悲しいけど、人間はそういう人もいるのよ」
「少し、分かるわ。でも、ママのお顔と胸の話と、どうつながるの?」
「お祖父ちゃんの家に行ったでしょう?」
「うん、楽しかった~。お外でいっぱい遊んだ」
「ママも、小さい時は、ずっと外で遊んでたの。だから日焼けして真っ黒だった」
「今のお顔みたいに?」
「そうよ~。でもね、中学校では運動部ではなく、英語を勉強するクラブに入ったの」
「知ってる。いっぱいいっぱい英語を勉強して、アテンダントさんになったのよね。そこでパパと知り合ったのよね」
「よく覚えているわね~。それでね、小学校までは、真っ黒だったママが、運動をあまりしなくなったら、色白に変わったの」
「今度は、お胸みたいに?」
「そうそう。そしたら、どういうわけか、男子にモテモテになって。逆に女の子たちからはにらまれちゃったのよ。『あんな色黒だったくせに』と思ったのね」
「れいかに、意地悪するのも、女の子ばかりなのよ」
「そうなの。もっと話して」
「ううん、今は、ママのこと聞きたい」
「学校では、ホント、ひどい目にあったのよ。しばらく行けなくなったこともあったの。ああ、あまり目立っちゃいけないのかな、と思ったり」
「ママ、かわいそう」
「でもね、高校は、心配したお祖父ちゃんが、東京に出してくれたから、そんなに気を遣う必要はなくなったわ」
「良かったわね」
「でね、れいかちゃん」
「うん」
「ママが目立ち過ぎると、れいかちゃんが、昔のママみたいに、ひどい目に遭うんじゃないかと心配なの。
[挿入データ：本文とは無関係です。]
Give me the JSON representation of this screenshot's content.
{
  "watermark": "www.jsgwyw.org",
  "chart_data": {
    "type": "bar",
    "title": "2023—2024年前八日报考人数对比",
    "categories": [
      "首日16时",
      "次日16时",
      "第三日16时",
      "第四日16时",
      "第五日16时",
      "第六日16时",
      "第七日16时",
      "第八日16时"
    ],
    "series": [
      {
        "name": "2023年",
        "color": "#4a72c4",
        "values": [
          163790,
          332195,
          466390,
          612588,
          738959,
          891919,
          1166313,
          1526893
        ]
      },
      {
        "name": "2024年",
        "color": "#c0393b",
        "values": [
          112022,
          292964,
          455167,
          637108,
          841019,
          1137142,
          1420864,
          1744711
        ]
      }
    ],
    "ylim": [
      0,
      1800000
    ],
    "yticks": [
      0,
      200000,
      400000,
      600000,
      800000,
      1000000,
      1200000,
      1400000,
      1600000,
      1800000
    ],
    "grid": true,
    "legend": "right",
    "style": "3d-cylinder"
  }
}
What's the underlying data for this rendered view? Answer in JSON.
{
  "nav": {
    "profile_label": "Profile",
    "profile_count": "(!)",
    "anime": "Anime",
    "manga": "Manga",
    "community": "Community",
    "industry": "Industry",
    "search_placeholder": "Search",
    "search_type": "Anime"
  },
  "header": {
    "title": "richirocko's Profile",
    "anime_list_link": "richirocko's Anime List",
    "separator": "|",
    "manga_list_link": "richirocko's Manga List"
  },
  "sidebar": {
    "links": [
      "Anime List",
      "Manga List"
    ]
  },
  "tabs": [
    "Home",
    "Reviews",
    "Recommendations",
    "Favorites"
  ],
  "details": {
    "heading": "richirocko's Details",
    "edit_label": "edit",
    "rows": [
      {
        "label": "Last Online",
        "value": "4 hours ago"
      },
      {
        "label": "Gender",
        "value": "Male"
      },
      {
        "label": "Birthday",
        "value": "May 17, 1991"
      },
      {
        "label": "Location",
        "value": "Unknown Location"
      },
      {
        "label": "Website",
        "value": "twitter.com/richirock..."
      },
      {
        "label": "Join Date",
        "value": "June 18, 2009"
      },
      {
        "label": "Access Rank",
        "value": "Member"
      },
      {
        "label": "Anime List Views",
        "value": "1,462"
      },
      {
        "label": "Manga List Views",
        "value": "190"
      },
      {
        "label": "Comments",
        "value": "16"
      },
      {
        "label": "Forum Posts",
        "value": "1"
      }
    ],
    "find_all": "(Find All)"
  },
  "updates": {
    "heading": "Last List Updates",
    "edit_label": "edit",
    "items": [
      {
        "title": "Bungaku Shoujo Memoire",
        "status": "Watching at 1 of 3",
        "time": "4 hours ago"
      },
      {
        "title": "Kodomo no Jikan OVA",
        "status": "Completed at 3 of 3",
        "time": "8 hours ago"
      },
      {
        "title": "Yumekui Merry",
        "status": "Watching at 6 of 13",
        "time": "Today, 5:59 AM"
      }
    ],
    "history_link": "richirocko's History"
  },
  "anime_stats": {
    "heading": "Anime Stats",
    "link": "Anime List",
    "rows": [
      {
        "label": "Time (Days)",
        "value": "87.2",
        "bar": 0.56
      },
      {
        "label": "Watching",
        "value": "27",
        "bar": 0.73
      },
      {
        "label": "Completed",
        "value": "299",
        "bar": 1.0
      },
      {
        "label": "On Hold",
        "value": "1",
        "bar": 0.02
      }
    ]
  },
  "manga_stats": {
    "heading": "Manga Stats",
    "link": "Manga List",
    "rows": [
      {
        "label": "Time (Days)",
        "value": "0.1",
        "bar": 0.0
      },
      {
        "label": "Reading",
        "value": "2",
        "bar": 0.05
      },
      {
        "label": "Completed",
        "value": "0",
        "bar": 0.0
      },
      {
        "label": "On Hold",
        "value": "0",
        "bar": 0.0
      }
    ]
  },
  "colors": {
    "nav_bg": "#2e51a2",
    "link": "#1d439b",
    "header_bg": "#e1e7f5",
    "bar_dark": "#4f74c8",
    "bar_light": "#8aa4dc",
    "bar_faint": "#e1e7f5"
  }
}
だから、お引っ越ししてくる時、少なくとも昔の色黒に近い感じにしようと思ったのよ」
「お胸は日焼けしないから、白いままなのね」
「偉い!よく分かったわね」
「でもね、ママ」
「なあに?」
「お友達のまりえちゃんのママは、『れいかちゃんのママはスタイルが良すぎる』って言ってるそうよ」
「まあ」
「それで『あんなスタイルで、運動会に来られたら、比べられるこっちが困る』って」
「そっか・・・」
「ママ。れいかは、色は白くないけど、お勉強はパパに似てできる方だと思うの」
「賢いもんね~、れいかは」
「大抵のことがすぐに分かるから、まわりは悔しくて、れいかに意地悪するんだと思う」
「・・・」
「でも、わたしは負けないわ」
「えらいわね、れいか」
「絶対に、わざと馬鹿なふりなんかしない」
「れいか!」
「ママも、色黒の真似なんてしないでね、お願いだから」
私が、一生懸命、テニスをしたり、ジョギングしたりして、日焼けに向け努力している時、
夫は、娘のれいかと同じことを言っていた。
「君がれいかのことを思うのは分かるけど、あの子はもっと強いと思うよ。
きれいすぎる女の子も浮いちゃうだろうけど、勉強のできる女の子もつらいんじゃないか」
私は考え過ぎなのかな~。
「ただいま」
「あ、パパだ!」
れいかが玄関に走っていく。
私は笑顔で夫を迎えた。
「ママ、それからね」
「うん」
「れいかちゃんのママはあんなにきれいなのに、どうしてあのパパと結婚したの、って、まりえちゃんが言ってたよ」
「おいおい、れいか、それはひどいぞ」
「ふふっ、ごめんね。パパ」
なるほど、この小太りで冴えない夫がパパなら、実はあまり嫉妬されていないのかもしれない。